Ziegler has become Sia’s recurring avatar, donning a Sia wig in videos and in live performances, and the pair have become close. “She’s like my second mom,” Ziegler says — though, she adds, “I feel like we’re the same age sometimes. Even though we’re years apart, she has qualities of a 15-year-old.”
By 2015, Sia’s profile had risen so sharply that she was invited to perform on SNL an unprecedented three times in one year, including an episode hosted by Donald Trump. After the show, she says, she was walking back to her dressing room when she heard her name. She turned to find the pudgy bronze face of our future president.

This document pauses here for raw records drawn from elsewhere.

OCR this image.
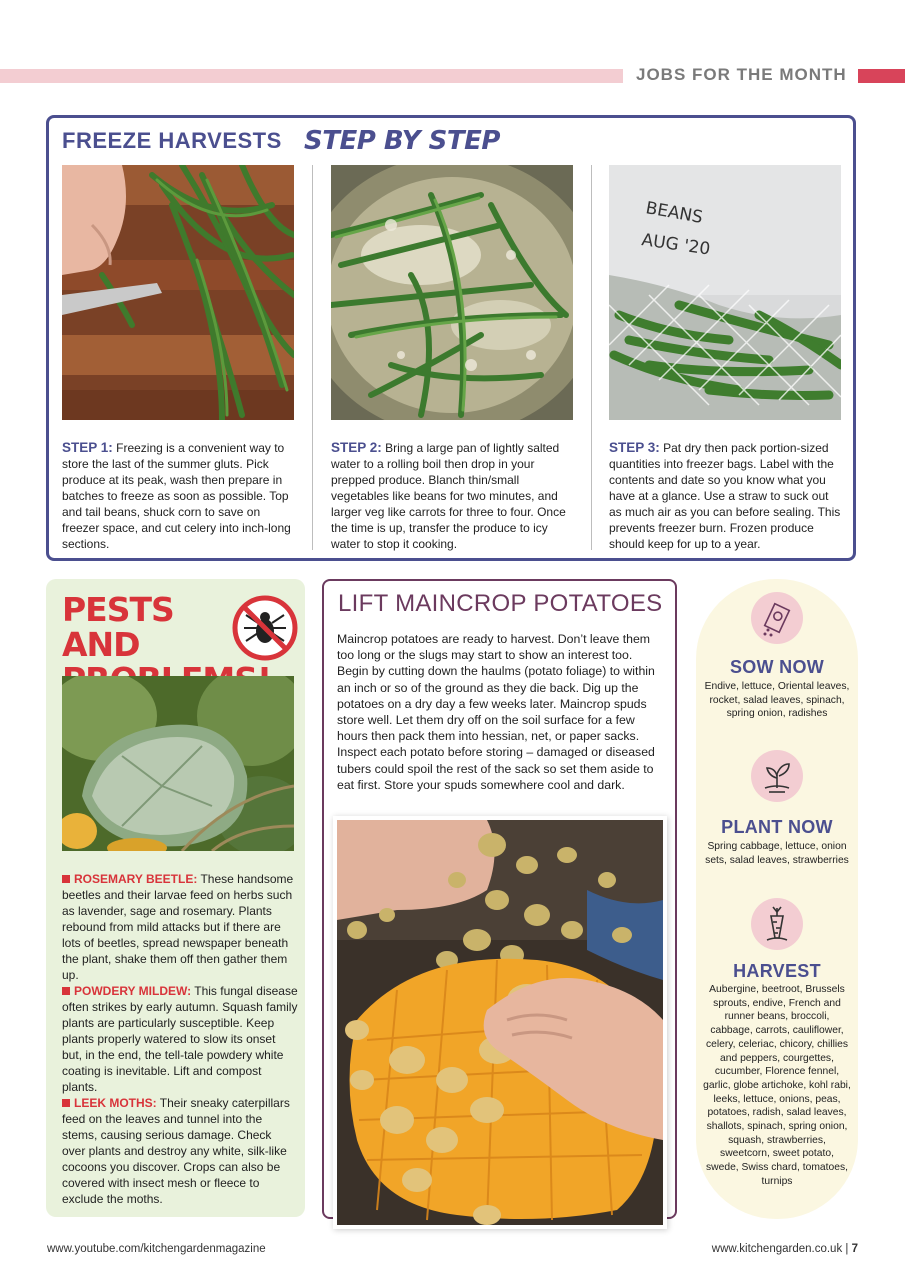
JOBS FOR THE MONTH
FREEZE HARVESTS STEP BY STEP
BEANS
AUG '20
STEP 1: Freezing is a convenient way to store the last of the summer gluts. Pick produce at its peak, wash then prepare in batches to freeze as soon as possible. Top and tail beans, shuck corn to save on freezer space, and cut celery into inch-long sections.
STEP 2: Bring a large pan of lightly salted water to a rolling boil then drop in your prepped produce. Blanch thin/small vegetables like beans for two minutes, and larger veg like carrots for three to four. Once the time is up, transfer the produce to icy water to stop it cooking.
STEP 3: Pat dry then pack portion-sized quantities into freezer bags. Label with the contents and date so you know what you have at a glance. Use a straw to suck out as much air as you can before sealing. This prevents freezer burn. Frozen produce should keep for up to a year.
PESTS AND

ROSEMARY BEETLE: These handsome beetles and their larvae feed on herbs such as lavender, sage and rosemary. Plants rebound from mild attacks but if there are lots of beetles, spread newspaper beneath the plant, shake them off then gather them up.

POWDERY MILDEW: This fungal disease often strikes by early autumn. Squash family plants are particularly susceptible. Keep plants properly watered to slow its onset but, in the end, the tell-tale powdery white coating is inevitable. Lift and compost plants.

LEEK MOTHS: Their sneaky caterpillars feed on the leaves and tunnel into the stems, causing serious damage. Check over plants and destroy any white, silk-like cocoons you discover. Crops can also be covered with insect mesh or fleece to exclude the moths.

LIFT MAINCROP POTATOES
Maincrop potatoes are ready to harvest. Don’t leave them too long or the slugs may start to show an interest too. Begin by cutting down the haulms (potato foliage) to within an inch or so of the ground as they die back. Dig up the potatoes on a dry day a few weeks later. Maincrop spuds store well. Let them dry off on the soil surface for a few hours then pack them into hessian, net, or paper sacks. Inspect each potato before storing – damaged or diseased tubers could spoil the rest of the sack so set them aside to eat first. Store your spuds somewhere cool and dark.
SOW NOW
Endive, lettuce, Oriental leaves, rocket, salad leaves, spinach, spring onion, radishes
PLANT NOW
Spring cabbage, lettuce, onion sets, salad leaves, strawberries
HARVEST
Aubergine, beetroot, Brussels sprouts, endive, French and runner beans, broccoli, cabbage, carrots, cauliflower, celery, celeriac, chicory, chillies and peppers, courgettes, cucumber, Florence fennel, garlic, globe artichoke, kohl rabi, leeks, lettuce, onions, peas, potatoes, radish, salad leaves, shallots, spinach, spring onion, squash, strawberries, sweetcorn, sweet potato, swede, Swiss chard, tomatoes, turnips
www.youtube.com/kitchengardenmagazine	www.kitchengarden.co.uk | 7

“We’ve got to get a photo!” Trump said. Lurking behind him was Ivanka, camera in hand. Sia froze. A self-described co-dependent, Sia lives in fear of hurting people’s feelings. On the other hand, she could imagine the outrage over a photo of her and Trump, arms around each other, plastering the Internet. And so she managed to meekly reply, “Actually, do you mind if we don’t? I have a lot of queer and Mexican fans, and I don’t want them to think that I support your views.”
After a beat, he said, “Oh, no problem. Then don’t.” He didn’t seem angry or hurt in the slightest.
“It was as if he viewed me as protecting my brand,” says Sia. “He respected that.
“I was like, ‘Thank you so much,’ ” she recalls, “and then I went into my dressing room and had crazy diarrhea.”
A gentle rain falls onto Delfino Studios, a production lot tucked away in the foothills of L.A.’s Sylmar neighborhood. Sia is reshooting various bits and bobs for her film, Music, like a cutaway shot of a ceiling fan that they’ll do 11 different times. The crew members have decided that the ceiling fan’s ceiling doesn’t look weathered enough and did a few touch-ups with a paintbrush; now, they are literally sitting around watching paint dry. For an efficiency enthusiast like Sia, it’s maddening. “My main goal in life is to save time,” she says. “So this . . . it’s extremely confronting. It’s challenged me to be much more patient than I really am.”
At first, the film wasn’t going to be a musical. “Then I realized they’d give me loads more money if I made it a musical” — roughly $10 million more, she says, since the studio could make its money back on the soundtrack. Daniel wants to make sure it has a hit. That’s the biggest scene they’re shooting today — essentially a music video for a song Sia wrote a few weeks ago (it took her “maybe about an hour”) that will likely be the film’s ending. “Together” is a cheerful song that matches her personality much more than, say, “Chandelier.” The bridge goes, “I want love, I want to give it/I want love, please deliver it.”
The “Together” scene, to be shot in one take, features the principal characters and a half-dozen kids decked out in brightly painted jumpsuits dancing around a circle of chairs, arranged like a 12-step meeting (choreographed by Heffington, of course). It’s a long, complicated shot, a whirl of color, hugs and smiles, and if it is the ending of the film, it will be an exceedingly happy one. Sia watches the take breathlessly; it concludes with the camera panning up toward the ceiling. “Amazing,” Sia whispers. Then she shouts, “Amazing!”
Months later, the film is nearly finished. “I think it might be good,” she tells me over the phone. “It’s not exceptional yet. . . . I’m a little bit ashamed I couldn’t make it exceptional. That was my dream, to make the first movie an exceptional work. But what are you gonna do? I’m only human.”
Sia is still struggling with a handful of physical ailments — thyroid problems, neck and back pain, migraines, fatigue. She has a projector pointed at her bedroom ceiling, so she can lie in bed with her dogs and watch TV while resting her neck. I worry her work is taking its toll again. But Sia isn’t ready to stop. “I’ve set up a model where I can age,” she says. “You know, the wig never gets old.”